Se l’acqua ha inghiottito città e porti, chissà quanti relitti avrà portato con sé...

"Tantissimi, soprattutto del III e del IV secolo dopo Cristo. A San Pietro in Bevagna, nella zona di Taranto, è interessantissimo il ritrovamento di un’imbarcazione che trasportava ventisette sarcofagi, tutti semilavorati per evitare che la navigazione danneggiasse le decorazioni".

L’epoca moderna ha lasciato tracce fra le acque?

"I siti di epoca medioevale e rinascimentale sono più rari perché per imbarcazioni e merci era largamente utilizzato il legno che si deteriora facilmente sott’acqua se non è protetto da sedimento. Recentemente, l’archeosub della Soprintendenza della Liguria, Simon Luca Trigona, ha ritrovato su segnalazione i resti di un’imbarcazione di età rinascimentale di cui ora si stanno studiando il carico e il naufragio attraverso gli archivi".
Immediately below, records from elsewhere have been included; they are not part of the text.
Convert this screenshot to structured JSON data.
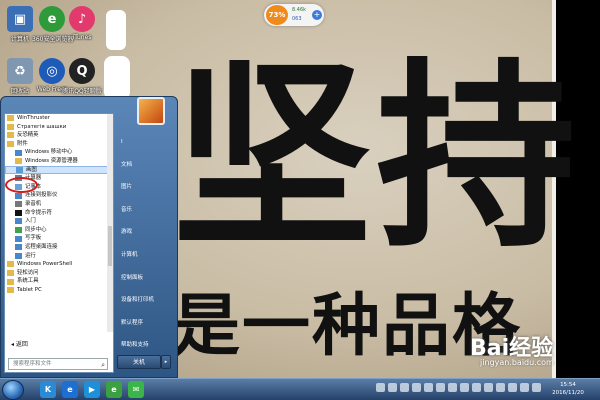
{
  "desktop": {
    "big_text_1": "坚持",
    "big_text_2": "是一种品格",
    "icons": [
      {
        "label": "计算机",
        "color": "#3b6fb5",
        "icon": "computer-icon"
      },
      {
        "label": "360安全浏览器",
        "color": "#2f9a3a",
        "icon": "browser-icon"
      },
      {
        "label": "iTunes",
        "color": "#e23a6c",
        "icon": "music-icon"
      },
      {
        "label": "回收站",
        "color": "#7f97b0",
        "icon": "recycle-bin-icon"
      },
      {
        "label": "Web Freer",
        "color": "#1e5bb8",
        "icon": "globe-icon"
      },
      {
        "label": "腾讯QQ轻聊版",
        "color": "#222222",
        "icon": "qq-icon"
      }
    ]
  },
  "widget": {
    "percent": "73%",
    "value1": "8.46k",
    "value2": "063"
  },
  "start_menu": {
    "programs": [
      {
        "label": "WinThruster",
        "icon": "folder-icon",
        "color": "#e3b94b"
      },
      {
        "label": "Стратегія шашки",
        "icon": "folder-icon",
        "color": "#e3b94b"
      },
      {
        "label": "反恐精英",
        "icon": "folder-icon",
        "color": "#e3b94b"
      },
      {
        "label": "附件",
        "icon": "folder-icon",
        "color": "#e3b94b"
      },
      {
        "label": "Windows 移动中心",
        "icon": "mobility-icon",
        "color": "#4a87c9"
      },
      {
        "label": "Windows 资源管理器",
        "icon": "explorer-icon",
        "color": "#e3b94b"
      },
      {
        "label": "画图",
        "icon": "paint-icon",
        "color": "#5a9ad6",
        "selected": true
      },
      {
        "label": "计算器",
        "icon": "calculator-icon",
        "color": "#6b7b8c"
      },
      {
        "label": "记事本",
        "icon": "notepad-icon",
        "color": "#6aa2d8"
      },
      {
        "label": "连接到投影仪",
        "icon": "projector-icon",
        "color": "#4a87c9"
      },
      {
        "label": "录音机",
        "icon": "recorder-icon",
        "color": "#777777"
      },
      {
        "label": "命令提示符",
        "icon": "cmd-icon",
        "color": "#111111"
      },
      {
        "label": "入门",
        "icon": "start-icon",
        "color": "#4a87c9"
      },
      {
        "label": "同步中心",
        "icon": "sync-icon",
        "color": "#3fa34d"
      },
      {
        "label": "写字板",
        "icon": "wordpad-icon",
        "color": "#4a87c9"
      },
      {
        "label": "远程桌面连接",
        "icon": "remote-desktop-icon",
        "color": "#4a87c9"
      },
      {
        "label": "运行",
        "icon": "run-icon",
        "color": "#4a87c9"
      },
      {
        "label": "Windows PowerShell",
        "icon": "folder-icon",
        "color": "#e3b94b"
      },
      {
        "label": "轻松访问",
        "icon": "folder-icon",
        "color": "#e3b94b"
      },
      {
        "label": "系统工具",
        "icon": "folder-icon",
        "color": "#e3b94b"
      },
      {
        "label": "Tablet PC",
        "icon": "folder-icon",
        "color": "#e3b94b"
      }
    ],
    "back_label": "返回",
    "search_placeholder": "搜索程序和文件",
    "right_items": [
      "I",
      "文档",
      "图片",
      "音乐",
      "游戏",
      "计算机",
      "控制面板",
      "设备和打印机",
      "默认程序",
      "帮助和支持"
    ],
    "shutdown_label": "关机"
  },
  "taskbar": {
    "apps": [
      {
        "name": "k-app-icon",
        "color": "#2b8ad6",
        "glyph": "K"
      },
      {
        "name": "browser-icon",
        "color": "#1f6fd0",
        "glyph": "e"
      },
      {
        "name": "media-player-icon",
        "color": "#1e90d8",
        "glyph": "▶"
      },
      {
        "name": "360-browser-icon",
        "color": "#3aa040",
        "glyph": "e"
      },
      {
        "name": "wechat-icon",
        "color": "#3bb44a",
        "glyph": "✉"
      }
    ],
    "time": "15:54",
    "date": "2016/11/20"
  },
  "watermark": {
    "text": "Bai经验",
    "sub": "jingyan.baidu.com"
  }
}
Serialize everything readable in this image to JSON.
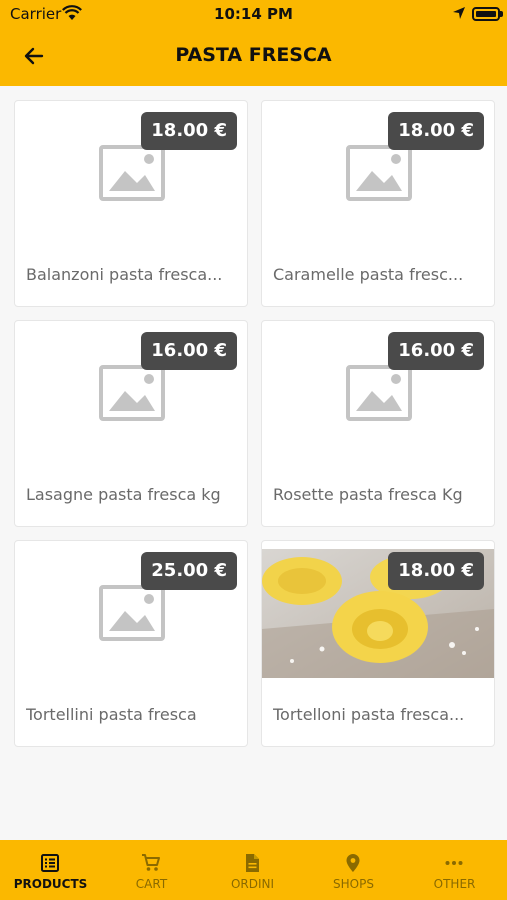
{
  "status": {
    "carrier": "Carrier",
    "time": "10:14 PM"
  },
  "header": {
    "title": "PASTA FRESCA"
  },
  "products": [
    {
      "name": "Balanzoni pasta fresca...",
      "price": "18.00 €"
    },
    {
      "name": "Caramelle pasta fresc...",
      "price": "18.00 €"
    },
    {
      "name": "Lasagne pasta fresca kg",
      "price": "16.00 €"
    },
    {
      "name": "Rosette pasta fresca Kg",
      "price": "16.00 €"
    },
    {
      "name": "Tortellini pasta fresca",
      "price": "25.00 €"
    },
    {
      "name": "Tortelloni pasta fresca...",
      "price": "18.00 €"
    }
  ],
  "tabs": [
    {
      "label": "PRODUCTS",
      "icon": "list-icon",
      "active": true
    },
    {
      "label": "CART",
      "icon": "cart-icon",
      "active": false
    },
    {
      "label": "ORDINI",
      "icon": "document-icon",
      "active": false
    },
    {
      "label": "SHOPS",
      "icon": "location-pin-icon",
      "active": false
    },
    {
      "label": "OTHER",
      "icon": "more-dots-icon",
      "active": false
    }
  ],
  "colors": {
    "accent": "#fbb800",
    "price_badge": "#4a4a4a",
    "background": "#f7f7f7"
  }
}
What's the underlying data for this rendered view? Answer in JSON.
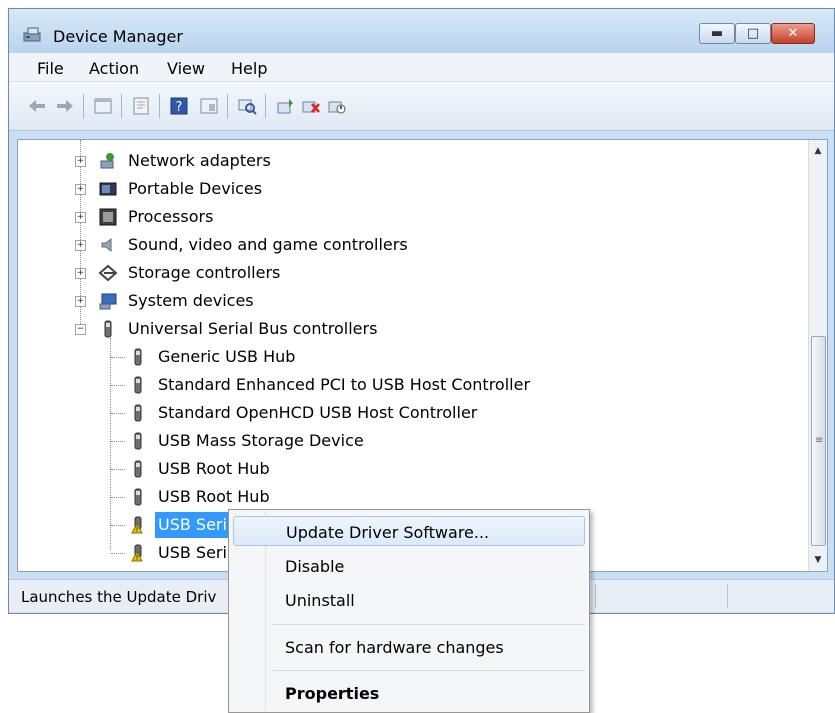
{
  "window": {
    "title": "Device Manager"
  },
  "menu": [
    "File",
    "Action",
    "View",
    "Help"
  ],
  "toolbar": {
    "icons": [
      "back-arrow-icon",
      "forward-arrow-icon",
      "show-hide-tree-icon",
      "properties-icon",
      "help-icon",
      "view-icon",
      "scan-hardware-icon",
      "update-driver-icon",
      "uninstall-icon",
      "disable-icon"
    ]
  },
  "tree": {
    "categories": [
      {
        "label": "Network adapters",
        "icon": "network-adapter-icon"
      },
      {
        "label": "Portable Devices",
        "icon": "portable-devices-icon"
      },
      {
        "label": "Processors",
        "icon": "processor-icon"
      },
      {
        "label": "Sound, video and game controllers",
        "icon": "speaker-icon"
      },
      {
        "label": "Storage controllers",
        "icon": "storage-controller-icon"
      },
      {
        "label": "System devices",
        "icon": "system-devices-icon"
      },
      {
        "label": "Universal Serial Bus controllers",
        "icon": "usb-icon"
      }
    ],
    "usb_children": [
      {
        "label": "Generic USB Hub",
        "warning": false
      },
      {
        "label": "Standard Enhanced PCI to USB Host Controller",
        "warning": false
      },
      {
        "label": "Standard OpenHCD USB Host Controller",
        "warning": false
      },
      {
        "label": "USB Mass Storage Device",
        "warning": false
      },
      {
        "label": "USB Root Hub",
        "warning": false
      },
      {
        "label": "USB Root Hub",
        "warning": false
      },
      {
        "label": "USB Serial",
        "warning": true,
        "selected": true
      },
      {
        "label": "USB Serial",
        "warning": true
      }
    ]
  },
  "status": {
    "text": "Launches the Update Driv"
  },
  "context_menu": {
    "items": [
      {
        "label": "Update Driver Software...",
        "highlighted": true
      },
      {
        "label": "Disable"
      },
      {
        "label": "Uninstall"
      },
      {
        "label": "Scan for hardware changes"
      },
      {
        "label": "Properties",
        "bold": true
      }
    ]
  },
  "colors": {
    "selection": "#3399ff",
    "titlebar": "#c9dff3",
    "close_button": "#c5402b"
  }
}
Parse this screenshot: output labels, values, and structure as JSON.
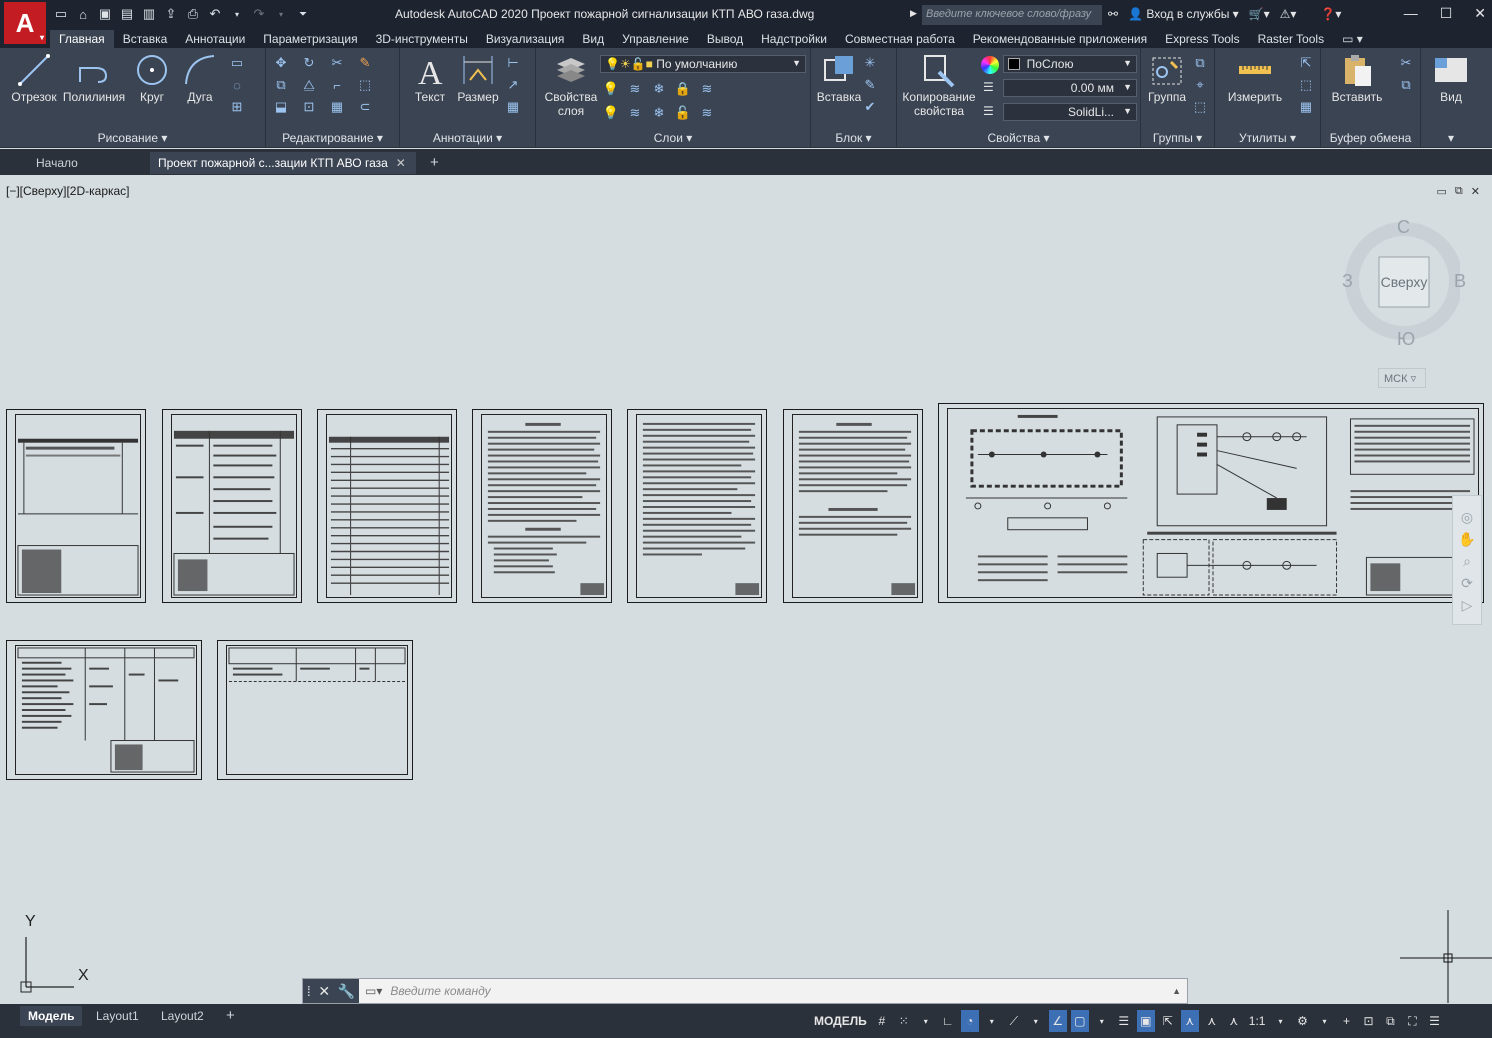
{
  "app": {
    "title": "Autodesk AutoCAD 2020   Проект пожарной сигнализации КТП АВО газа.dwg",
    "logo_letter": "A",
    "search_placeholder": "Введите ключевое слово/фразу",
    "signin_label": "Вход в службы"
  },
  "ribbon_tabs": [
    "Главная",
    "Вставка",
    "Аннотации",
    "Параметризация",
    "3D-инструменты",
    "Визуализация",
    "Вид",
    "Управление",
    "Вывод",
    "Надстройки",
    "Совместная работа",
    "Рекомендованные приложения",
    "Express Tools",
    "Raster Tools"
  ],
  "panels": {
    "draw": {
      "label": "Рисование",
      "line": "Отрезок",
      "polyline": "Полилиния",
      "circle": "Круг",
      "arc": "Дуга"
    },
    "modify": {
      "label": "Редактирование"
    },
    "annotation": {
      "label": "Аннотации",
      "text": "Текст",
      "dimension": "Размер"
    },
    "layers": {
      "label": "Слои",
      "props_line1": "Свойства",
      "props_line2": "слоя",
      "current_layer": "По умолчанию"
    },
    "block": {
      "label": "Блок",
      "insert": "Вставка"
    },
    "properties": {
      "label": "Свойства",
      "match_line1": "Копирование",
      "match_line2": "свойства",
      "color": "ПоСлою",
      "lineweight": "0.00 мм",
      "linetype": "SolidLi..."
    },
    "groups": {
      "label": "Группы",
      "group": "Группа"
    },
    "utilities": {
      "label": "Утилиты",
      "measure": "Измерить"
    },
    "clipboard": {
      "label": "Буфер обмена",
      "paste": "Вставить"
    },
    "view": {
      "label": "Вид"
    }
  },
  "doc_tabs": {
    "start": "Начало",
    "active": "Проект пожарной с...зации КТП АВО газа"
  },
  "viewport": {
    "label": "[−][Сверху][2D-каркас]",
    "viewcube": {
      "face": "Сверху",
      "north": "С",
      "south": "Ю",
      "west": "З",
      "east": "В",
      "ucs": "МСК"
    },
    "ucs_x": "X",
    "ucs_y": "Y"
  },
  "command_line": {
    "placeholder": "Введите  команду"
  },
  "layout_tabs": [
    "Модель",
    "Layout1",
    "Layout2"
  ],
  "status": {
    "model": "МОДЕЛЬ",
    "scale": "1:1"
  }
}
Quando è nata in Italia l’archeologia subacquea?

"Il padre è Nino Lamboglia che, a partire dagli Anni Cinquanta, avvia la moderna metodologia scientifica. È stato tra i primi a capire l’importanza di proteggere i relitti dopo lo scavo".

Già, come ci si prende cura del passato sott’acqua?

"Siamo leader nel mondo per il restauro in immersione, avviato nel 2001, tanto che ora stiamo esportando le nostre tecniche in Grecia. Con i laboratori di archeologia marina studiamo i materiali protettivi da utilizzare, soprattutto quando i resti sono colonizzati da microorganismi che penetrano in profondità. A Baia i pavimenti restaurati sono coperti con la sabbia del fondale, resta solo una finestra per le visite, una zona che ogni volta può essere scoperta e ricoperta, ed è affascinante per i visitatori perché trasmette quasi l’emozione del primo rinvenimento".

Sono musei scenografici, come si visitano?

"Da quando l’attività subacquea è uno sport diffuso, il ministero ha dedicato molti sforzi alla valorizzazione del patrimonio. Le visite sono organizzate attraverso diving center soprattutto nelle aree marine protette dov’è più facile creare percorsi".

Quanto sono immersive sotto ogni aspetto queste discese ai musei sottomarini?

"Stiamo facendo ampio ricorso alle nuove tecnologie con il progetto Musas. Grazie all’Università La Sapienza che ha messo a punto l’Internet sottomarino, il progetto allargherà l’esperienza alla realtà aumentata nei siti di Baia, Brindisi, San Pietro in Bevagna dove i sub possono vedere sui tablet l’ambiente in cui si trovano esattamente com’era nel passato. È un sistema avanzato che abbiamo solo in Italia".

Nell’immediato che cosa vede lungo l’orizzonte marino per l’archeologia subacquea?

"Per ora la Soprintendenza intende concentrarsi sulla catalogazione del patrimonio esistente perché non abbiamo una banca dati nazionale. Mi prendo questo impegno".